Nickname(s): Chief, Wimpy 1909-2002

All-Star in 1934-37
IP W-L ERA Career 3426 223-186 3.80       Wins-Losses Winning % Manager 0-1 .000

Only Bob Feller won more games for the Indians than Mel Harder, who spent 36 years with the club as a pitcher and coach. His 582 appearances and 186 losses set Cleveland records. Only Walter Johnson and Ted Lyons pitched more seasons with one club than Harder’s 20 with Cleveland. Harder pitched the first game ever in Cleveland Municipal Stadium, losing 1-0 to Philadelphia’s Lefty Grove on July 31, 1932.

Nearsighted, Harder wore thick glasses. Joe DiMaggio said that he gave him more trouble than just about any pitcher, wasting his fine curveball outside, then coming in tight with the fastball. Harder held DiMaggio to a .180 average against him lifetime, and struck him out three times in a 1940 game.

By today’s rules, Harder would have been the ERA leader in 1933, when he posted a 2.95 mark. But he was a .500 pitcher until 1934, when he went 20-12. He followed with a 22-11 season, but came down with bursitis in his shoulder and a sore elbow. He nevertheless won an average of 15 games a season from 1936 through 1940. He was released late in 1941, but was given another chance after having elbow surgery. Though he won 47 more games over the next six seasons, he did not regain his old form.

Harder is the only pitcher to work 10 or more All-Star innings without allowing an earned run. Though overshadowed by Carl Hubbell, he won the 1934 All-Star Game, finishing it with five shutout innings. Using today’s standards, he would have been awarded saves in the 1935 and 1937 contests.

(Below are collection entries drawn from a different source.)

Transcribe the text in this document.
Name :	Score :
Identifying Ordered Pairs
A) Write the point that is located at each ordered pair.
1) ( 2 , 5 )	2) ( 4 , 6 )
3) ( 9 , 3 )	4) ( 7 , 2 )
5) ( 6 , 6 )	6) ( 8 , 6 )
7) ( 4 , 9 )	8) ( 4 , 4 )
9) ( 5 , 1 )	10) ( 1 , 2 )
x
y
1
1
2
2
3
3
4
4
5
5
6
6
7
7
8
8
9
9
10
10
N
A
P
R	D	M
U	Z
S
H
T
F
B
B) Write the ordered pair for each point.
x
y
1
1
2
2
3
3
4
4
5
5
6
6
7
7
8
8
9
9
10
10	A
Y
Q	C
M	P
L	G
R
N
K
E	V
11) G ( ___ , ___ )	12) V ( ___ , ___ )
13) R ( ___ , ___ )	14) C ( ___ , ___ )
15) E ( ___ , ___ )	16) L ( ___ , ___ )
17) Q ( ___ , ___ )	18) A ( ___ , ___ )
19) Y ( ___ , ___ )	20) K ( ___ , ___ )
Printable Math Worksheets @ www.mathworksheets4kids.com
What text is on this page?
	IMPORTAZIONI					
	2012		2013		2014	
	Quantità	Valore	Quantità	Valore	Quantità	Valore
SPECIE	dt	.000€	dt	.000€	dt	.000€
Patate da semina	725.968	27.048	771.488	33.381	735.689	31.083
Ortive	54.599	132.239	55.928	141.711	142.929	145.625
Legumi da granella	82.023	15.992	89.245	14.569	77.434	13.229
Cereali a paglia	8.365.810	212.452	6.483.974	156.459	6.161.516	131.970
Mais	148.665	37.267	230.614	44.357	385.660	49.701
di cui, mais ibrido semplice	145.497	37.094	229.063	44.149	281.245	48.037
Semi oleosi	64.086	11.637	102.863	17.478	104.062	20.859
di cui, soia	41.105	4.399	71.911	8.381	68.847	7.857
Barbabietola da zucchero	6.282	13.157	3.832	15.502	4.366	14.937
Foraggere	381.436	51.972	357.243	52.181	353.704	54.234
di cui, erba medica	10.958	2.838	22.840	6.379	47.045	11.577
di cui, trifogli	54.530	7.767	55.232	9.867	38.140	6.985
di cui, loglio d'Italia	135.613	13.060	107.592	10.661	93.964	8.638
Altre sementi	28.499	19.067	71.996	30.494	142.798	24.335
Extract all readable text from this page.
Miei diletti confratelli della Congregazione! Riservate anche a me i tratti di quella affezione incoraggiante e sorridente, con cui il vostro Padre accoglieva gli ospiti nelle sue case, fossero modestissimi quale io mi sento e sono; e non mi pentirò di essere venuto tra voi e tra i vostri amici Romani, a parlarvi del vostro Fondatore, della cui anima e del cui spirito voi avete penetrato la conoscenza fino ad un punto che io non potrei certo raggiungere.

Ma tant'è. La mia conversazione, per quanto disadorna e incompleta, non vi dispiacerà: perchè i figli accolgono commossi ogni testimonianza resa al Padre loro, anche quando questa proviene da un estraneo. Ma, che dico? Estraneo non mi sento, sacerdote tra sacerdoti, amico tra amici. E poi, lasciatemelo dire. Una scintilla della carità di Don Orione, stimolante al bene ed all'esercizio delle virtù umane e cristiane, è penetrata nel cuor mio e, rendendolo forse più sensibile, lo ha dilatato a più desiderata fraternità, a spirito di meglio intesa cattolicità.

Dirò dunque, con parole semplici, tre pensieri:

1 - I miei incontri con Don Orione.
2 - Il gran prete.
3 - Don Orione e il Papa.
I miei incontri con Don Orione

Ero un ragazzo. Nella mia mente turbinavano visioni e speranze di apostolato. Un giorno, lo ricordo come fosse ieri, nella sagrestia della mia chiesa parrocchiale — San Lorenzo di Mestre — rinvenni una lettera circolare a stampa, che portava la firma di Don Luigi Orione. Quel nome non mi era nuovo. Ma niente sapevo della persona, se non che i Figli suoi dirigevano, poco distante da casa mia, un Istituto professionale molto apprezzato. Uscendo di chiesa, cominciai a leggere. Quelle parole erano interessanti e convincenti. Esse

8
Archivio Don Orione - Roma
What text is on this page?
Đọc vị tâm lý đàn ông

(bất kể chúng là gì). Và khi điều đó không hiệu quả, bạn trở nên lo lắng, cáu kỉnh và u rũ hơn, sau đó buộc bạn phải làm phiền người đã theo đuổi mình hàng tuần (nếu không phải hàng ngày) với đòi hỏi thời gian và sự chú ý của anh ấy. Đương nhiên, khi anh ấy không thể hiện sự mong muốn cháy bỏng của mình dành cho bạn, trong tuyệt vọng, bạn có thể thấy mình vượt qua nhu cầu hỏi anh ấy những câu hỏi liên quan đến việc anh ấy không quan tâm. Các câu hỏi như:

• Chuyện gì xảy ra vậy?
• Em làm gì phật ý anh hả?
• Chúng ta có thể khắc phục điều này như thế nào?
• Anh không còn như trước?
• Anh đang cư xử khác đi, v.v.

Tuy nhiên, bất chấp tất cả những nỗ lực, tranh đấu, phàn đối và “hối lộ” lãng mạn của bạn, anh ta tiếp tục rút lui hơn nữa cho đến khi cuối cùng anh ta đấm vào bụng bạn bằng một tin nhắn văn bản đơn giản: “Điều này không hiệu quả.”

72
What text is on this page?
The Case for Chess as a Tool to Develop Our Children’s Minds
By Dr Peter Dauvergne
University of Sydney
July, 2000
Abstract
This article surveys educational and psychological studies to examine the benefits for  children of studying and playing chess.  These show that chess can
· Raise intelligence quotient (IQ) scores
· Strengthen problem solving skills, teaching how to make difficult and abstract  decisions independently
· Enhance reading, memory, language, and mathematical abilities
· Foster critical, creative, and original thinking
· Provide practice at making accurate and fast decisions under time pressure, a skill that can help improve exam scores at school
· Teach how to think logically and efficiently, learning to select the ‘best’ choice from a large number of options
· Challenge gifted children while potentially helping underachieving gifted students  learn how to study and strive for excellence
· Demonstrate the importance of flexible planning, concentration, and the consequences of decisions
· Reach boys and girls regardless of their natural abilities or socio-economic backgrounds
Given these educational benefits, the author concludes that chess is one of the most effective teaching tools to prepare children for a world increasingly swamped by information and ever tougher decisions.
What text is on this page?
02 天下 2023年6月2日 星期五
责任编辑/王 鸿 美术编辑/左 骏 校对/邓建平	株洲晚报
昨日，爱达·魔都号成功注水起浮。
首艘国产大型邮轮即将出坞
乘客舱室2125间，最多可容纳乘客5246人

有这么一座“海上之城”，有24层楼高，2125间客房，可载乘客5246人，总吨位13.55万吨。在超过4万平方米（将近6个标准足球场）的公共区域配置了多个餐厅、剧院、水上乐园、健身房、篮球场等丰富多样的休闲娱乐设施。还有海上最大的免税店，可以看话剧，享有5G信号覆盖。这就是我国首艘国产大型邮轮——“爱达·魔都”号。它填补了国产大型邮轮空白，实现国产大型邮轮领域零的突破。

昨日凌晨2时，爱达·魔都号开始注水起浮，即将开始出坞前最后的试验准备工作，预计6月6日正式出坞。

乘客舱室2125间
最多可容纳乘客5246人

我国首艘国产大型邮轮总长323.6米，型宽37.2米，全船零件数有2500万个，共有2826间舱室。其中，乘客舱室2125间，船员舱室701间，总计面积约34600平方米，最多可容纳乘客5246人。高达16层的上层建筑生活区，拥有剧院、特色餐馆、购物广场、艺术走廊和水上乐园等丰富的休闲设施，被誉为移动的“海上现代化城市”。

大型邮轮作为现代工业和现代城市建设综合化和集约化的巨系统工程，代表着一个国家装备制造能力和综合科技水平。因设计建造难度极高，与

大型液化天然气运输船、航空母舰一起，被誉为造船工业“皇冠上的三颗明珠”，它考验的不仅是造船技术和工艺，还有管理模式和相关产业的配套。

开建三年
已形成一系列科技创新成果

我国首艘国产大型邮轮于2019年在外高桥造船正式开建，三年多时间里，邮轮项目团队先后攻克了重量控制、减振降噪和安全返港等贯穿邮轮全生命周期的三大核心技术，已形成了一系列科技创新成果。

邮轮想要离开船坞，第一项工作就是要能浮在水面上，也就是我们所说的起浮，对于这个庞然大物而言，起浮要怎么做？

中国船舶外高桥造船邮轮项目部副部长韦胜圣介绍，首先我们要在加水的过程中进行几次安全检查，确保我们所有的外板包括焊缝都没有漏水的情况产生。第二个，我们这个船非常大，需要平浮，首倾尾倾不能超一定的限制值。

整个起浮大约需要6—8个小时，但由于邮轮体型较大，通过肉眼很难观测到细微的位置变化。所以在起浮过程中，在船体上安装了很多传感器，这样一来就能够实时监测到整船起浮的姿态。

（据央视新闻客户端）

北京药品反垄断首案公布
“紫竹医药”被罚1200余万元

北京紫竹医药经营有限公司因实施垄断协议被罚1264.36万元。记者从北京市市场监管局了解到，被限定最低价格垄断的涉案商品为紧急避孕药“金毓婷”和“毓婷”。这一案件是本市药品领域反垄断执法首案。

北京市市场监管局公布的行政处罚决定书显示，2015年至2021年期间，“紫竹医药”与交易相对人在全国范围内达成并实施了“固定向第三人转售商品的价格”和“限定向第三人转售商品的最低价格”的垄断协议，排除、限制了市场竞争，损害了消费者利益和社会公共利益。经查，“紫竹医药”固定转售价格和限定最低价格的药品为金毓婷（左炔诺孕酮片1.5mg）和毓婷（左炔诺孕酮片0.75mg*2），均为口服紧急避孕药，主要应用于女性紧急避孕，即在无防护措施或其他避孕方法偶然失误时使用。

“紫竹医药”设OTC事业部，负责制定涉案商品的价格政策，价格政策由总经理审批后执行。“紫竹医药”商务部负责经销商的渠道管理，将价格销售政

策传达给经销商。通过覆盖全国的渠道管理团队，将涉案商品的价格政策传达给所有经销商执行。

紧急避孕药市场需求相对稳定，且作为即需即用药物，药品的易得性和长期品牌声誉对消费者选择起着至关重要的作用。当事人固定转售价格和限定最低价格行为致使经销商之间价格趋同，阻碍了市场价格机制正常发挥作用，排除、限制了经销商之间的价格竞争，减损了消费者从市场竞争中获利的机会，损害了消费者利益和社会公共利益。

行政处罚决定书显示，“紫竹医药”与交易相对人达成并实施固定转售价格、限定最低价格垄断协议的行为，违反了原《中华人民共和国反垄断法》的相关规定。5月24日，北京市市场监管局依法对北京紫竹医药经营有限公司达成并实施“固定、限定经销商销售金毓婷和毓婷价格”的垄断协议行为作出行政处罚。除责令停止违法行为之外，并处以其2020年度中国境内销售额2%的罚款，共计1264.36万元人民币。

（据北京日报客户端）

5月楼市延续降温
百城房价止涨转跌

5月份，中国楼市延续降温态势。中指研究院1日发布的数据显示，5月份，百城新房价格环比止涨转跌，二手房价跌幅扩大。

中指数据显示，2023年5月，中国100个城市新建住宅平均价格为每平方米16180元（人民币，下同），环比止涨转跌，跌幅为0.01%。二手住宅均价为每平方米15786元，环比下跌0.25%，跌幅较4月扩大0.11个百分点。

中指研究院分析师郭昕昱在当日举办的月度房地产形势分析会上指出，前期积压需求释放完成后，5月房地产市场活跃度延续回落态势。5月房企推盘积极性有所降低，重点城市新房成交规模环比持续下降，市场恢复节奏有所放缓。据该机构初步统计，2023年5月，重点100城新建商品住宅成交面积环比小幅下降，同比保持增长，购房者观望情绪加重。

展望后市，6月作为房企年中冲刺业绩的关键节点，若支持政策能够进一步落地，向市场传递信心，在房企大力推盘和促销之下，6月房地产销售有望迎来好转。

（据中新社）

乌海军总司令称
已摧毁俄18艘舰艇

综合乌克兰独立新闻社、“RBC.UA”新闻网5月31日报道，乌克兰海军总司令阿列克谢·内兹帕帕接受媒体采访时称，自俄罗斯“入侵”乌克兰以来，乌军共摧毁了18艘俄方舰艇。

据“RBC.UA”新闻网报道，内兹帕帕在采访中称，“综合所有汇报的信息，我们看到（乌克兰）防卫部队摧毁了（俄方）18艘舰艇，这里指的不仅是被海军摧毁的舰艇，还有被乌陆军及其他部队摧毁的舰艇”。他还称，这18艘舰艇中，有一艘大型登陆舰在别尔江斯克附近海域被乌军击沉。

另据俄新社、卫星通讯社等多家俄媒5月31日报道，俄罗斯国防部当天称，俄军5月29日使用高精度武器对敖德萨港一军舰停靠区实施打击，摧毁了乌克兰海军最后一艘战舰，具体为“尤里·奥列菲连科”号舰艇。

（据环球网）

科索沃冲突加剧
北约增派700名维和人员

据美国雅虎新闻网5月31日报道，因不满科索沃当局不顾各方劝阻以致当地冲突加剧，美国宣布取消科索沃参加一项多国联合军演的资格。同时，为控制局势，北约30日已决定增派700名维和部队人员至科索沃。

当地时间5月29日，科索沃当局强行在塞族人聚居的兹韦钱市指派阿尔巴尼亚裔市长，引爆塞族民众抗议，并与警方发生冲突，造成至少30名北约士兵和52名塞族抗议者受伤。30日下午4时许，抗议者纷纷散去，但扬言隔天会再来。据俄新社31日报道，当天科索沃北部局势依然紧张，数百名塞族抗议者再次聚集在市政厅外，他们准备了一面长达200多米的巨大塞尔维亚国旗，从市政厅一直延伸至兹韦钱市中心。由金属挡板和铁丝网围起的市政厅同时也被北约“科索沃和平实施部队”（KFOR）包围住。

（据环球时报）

Harder became one of the first coaches to be exclusively a pitching coach, and lasted through 12 Cleveland managers. Under Harder, seven different Indians won 20 games, for a total of 17 times. Two others led the AL in wins with fewer than 20. He was credited with changing Bob Lemon from a poor-hitting infielder to a Hall of Fame pitcher. He left Cleveland in 1964, going on to coach for the Mets, Cubs, Reds, and Royals through 1969.